Mittlerweile ist wahrscheinlich jedem klar, dass wir genau das richtige gemacht haben als wir nicht der E.U. beigetreten sind. Ich würde gerne die Logik hinter der deutschen Politik sehen. Ich kann nicht verstehen wie man sein eigenes Land verkümmern lassen kann um eine Politik zu unterstützen die ein Land in den Ruin getrieben hat. Ich sehe die Situation vielleicht etwas oberflächlich und weiss nicht die genauen Details. Ich bin aber fest davon überzeugt, dass die Gelder nicht bei denen ankommen werden die sie wirklich brauchen.

 
Mittlerweile ist wahrscheinlich jedem klar, dass wir genau das richtige gemacht haben als wir nicht der E.U. beigetreten sind.

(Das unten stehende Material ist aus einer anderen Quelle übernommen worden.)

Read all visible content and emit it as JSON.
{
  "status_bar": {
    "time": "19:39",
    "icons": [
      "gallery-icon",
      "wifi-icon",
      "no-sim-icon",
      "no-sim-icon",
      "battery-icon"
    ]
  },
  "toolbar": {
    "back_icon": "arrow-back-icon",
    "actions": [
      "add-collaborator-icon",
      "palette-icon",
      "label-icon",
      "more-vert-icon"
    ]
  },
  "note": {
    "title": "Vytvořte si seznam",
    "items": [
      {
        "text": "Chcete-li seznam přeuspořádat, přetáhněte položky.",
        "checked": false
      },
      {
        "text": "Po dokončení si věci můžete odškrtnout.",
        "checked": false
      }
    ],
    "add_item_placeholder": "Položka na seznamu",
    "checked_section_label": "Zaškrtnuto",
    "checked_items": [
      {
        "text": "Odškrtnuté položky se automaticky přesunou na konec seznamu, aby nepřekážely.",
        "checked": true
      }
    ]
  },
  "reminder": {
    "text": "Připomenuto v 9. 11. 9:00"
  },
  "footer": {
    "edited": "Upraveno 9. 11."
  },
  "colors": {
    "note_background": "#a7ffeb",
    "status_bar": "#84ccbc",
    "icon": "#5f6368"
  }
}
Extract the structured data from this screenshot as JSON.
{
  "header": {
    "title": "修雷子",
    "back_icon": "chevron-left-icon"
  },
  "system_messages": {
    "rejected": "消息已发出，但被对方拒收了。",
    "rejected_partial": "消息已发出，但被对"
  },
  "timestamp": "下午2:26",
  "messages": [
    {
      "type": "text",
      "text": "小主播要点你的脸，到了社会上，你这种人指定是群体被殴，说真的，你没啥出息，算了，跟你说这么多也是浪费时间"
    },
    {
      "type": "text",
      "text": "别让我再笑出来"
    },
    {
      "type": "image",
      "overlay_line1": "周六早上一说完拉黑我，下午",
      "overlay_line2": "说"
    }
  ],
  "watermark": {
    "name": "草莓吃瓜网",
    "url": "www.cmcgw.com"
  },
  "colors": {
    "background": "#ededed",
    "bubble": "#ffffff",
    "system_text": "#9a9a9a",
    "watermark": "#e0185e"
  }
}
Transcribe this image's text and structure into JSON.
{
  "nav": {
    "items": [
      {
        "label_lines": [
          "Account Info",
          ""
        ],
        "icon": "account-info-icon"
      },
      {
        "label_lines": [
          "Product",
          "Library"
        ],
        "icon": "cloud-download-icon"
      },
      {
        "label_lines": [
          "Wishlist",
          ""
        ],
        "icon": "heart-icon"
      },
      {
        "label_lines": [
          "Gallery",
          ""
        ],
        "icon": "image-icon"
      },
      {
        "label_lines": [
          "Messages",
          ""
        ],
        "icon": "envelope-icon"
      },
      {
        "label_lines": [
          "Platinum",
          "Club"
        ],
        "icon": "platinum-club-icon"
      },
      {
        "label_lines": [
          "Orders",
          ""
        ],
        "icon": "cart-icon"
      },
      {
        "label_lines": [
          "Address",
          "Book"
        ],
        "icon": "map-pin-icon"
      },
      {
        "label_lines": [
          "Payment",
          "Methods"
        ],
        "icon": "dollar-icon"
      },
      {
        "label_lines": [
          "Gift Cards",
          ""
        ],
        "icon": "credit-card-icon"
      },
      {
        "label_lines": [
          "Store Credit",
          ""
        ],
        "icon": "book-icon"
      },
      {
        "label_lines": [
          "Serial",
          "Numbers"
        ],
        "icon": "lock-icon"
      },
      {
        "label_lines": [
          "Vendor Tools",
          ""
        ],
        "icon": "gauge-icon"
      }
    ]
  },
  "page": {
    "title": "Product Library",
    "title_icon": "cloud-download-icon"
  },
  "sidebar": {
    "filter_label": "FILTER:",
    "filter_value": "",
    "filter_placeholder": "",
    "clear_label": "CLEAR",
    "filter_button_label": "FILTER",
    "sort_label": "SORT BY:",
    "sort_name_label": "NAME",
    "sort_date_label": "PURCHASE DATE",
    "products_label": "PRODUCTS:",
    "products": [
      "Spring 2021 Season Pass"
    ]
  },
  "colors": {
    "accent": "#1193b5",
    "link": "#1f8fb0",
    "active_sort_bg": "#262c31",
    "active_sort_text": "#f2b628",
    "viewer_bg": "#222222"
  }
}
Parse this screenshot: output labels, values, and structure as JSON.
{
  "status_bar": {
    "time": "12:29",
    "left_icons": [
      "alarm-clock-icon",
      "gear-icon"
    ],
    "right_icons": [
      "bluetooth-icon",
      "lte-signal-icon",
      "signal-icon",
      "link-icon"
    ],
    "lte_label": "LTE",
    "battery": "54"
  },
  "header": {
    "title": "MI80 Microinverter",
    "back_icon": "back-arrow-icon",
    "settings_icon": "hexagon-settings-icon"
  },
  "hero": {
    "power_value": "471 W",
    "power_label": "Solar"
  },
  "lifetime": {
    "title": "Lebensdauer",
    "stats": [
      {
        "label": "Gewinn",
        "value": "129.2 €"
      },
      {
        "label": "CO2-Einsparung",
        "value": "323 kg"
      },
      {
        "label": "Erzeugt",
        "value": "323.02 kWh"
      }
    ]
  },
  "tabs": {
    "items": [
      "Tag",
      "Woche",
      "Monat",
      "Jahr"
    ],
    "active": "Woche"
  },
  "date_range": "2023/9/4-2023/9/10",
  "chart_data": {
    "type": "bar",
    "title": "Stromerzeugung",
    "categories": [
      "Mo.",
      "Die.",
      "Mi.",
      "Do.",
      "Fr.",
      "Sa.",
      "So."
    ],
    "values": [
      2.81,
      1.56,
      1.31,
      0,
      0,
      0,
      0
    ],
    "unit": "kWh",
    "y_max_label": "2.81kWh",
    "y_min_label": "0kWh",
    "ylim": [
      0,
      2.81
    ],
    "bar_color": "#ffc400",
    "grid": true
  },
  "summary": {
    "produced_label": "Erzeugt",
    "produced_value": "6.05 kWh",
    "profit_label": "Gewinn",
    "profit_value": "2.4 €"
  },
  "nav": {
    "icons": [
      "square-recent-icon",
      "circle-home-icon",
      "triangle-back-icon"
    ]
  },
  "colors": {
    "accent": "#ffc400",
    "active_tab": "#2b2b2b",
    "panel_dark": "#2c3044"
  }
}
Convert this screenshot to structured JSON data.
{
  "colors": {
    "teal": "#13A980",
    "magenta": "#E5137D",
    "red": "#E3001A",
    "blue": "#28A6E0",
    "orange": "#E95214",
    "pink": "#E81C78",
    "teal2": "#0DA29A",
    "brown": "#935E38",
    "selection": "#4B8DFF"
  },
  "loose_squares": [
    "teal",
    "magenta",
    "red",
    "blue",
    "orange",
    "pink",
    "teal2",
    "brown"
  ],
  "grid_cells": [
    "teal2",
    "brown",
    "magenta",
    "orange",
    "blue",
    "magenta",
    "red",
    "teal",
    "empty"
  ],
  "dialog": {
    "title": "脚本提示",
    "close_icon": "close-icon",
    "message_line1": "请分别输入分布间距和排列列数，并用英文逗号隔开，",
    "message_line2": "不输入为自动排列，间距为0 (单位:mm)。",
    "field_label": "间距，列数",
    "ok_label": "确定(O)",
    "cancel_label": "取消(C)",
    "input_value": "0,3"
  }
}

Jawoll und genau das falsche, als die CH nicht dem EWR beigetreten ist :banana: Ich bin nicht für den EU-Beitritt, obwohl er wohl unumgänglich sei wird, SOFERN die EU überlebt......ABER:Ich gehe davon aus, dass die meisten der Politiker und sonstiger selbst ernannte "Landesverteidiger", welche damals gegen den EWR-Beitritt waren, heute sehr genau wissen, dass sie dem Land einen Bärendienst erwiesen haben. Denn damit hätte die CH (einmal mehr) "den Baze und's Weggli" erwischt. Aber man kann halt nicht immer den Joker gewinnen, besonders wenn man so kurzsichtige Politiker hat wie diese von damals..... :kopfwand: Ich bin überzeugt, dass wir wesentlich weniger Probleme mit "nachrichtenlose Vermögen" oder "Steuerflucht" hätten, wäre die Schweiz im EWR dabei. Und auch sonstigen Ärger wie z.B. mit Gaddafi wäre leichter aus der Welt geschafft worden. Tja, wir wollten ja lieber den eigenen Weg. Auch wenn er härter, schmerzvoller und teurer wird. :danke: :evil:
 
Mal sehen wie sich das alles entwickelt. Der Zusammenschluss war eigentlich eine gute Idee. Es gibt einfach meiner Meinung nach jede Menge Ungereimtheiten, die ich nicht verstehe. Wie ist es möglich so viel Geld nach Griechenland zu schicken. Zu einer Regierung die das Land über Jahre runtergewirtschaftet hat. Das ist leider nur eines von vielen Beispielen die mich aufhorchen lässt.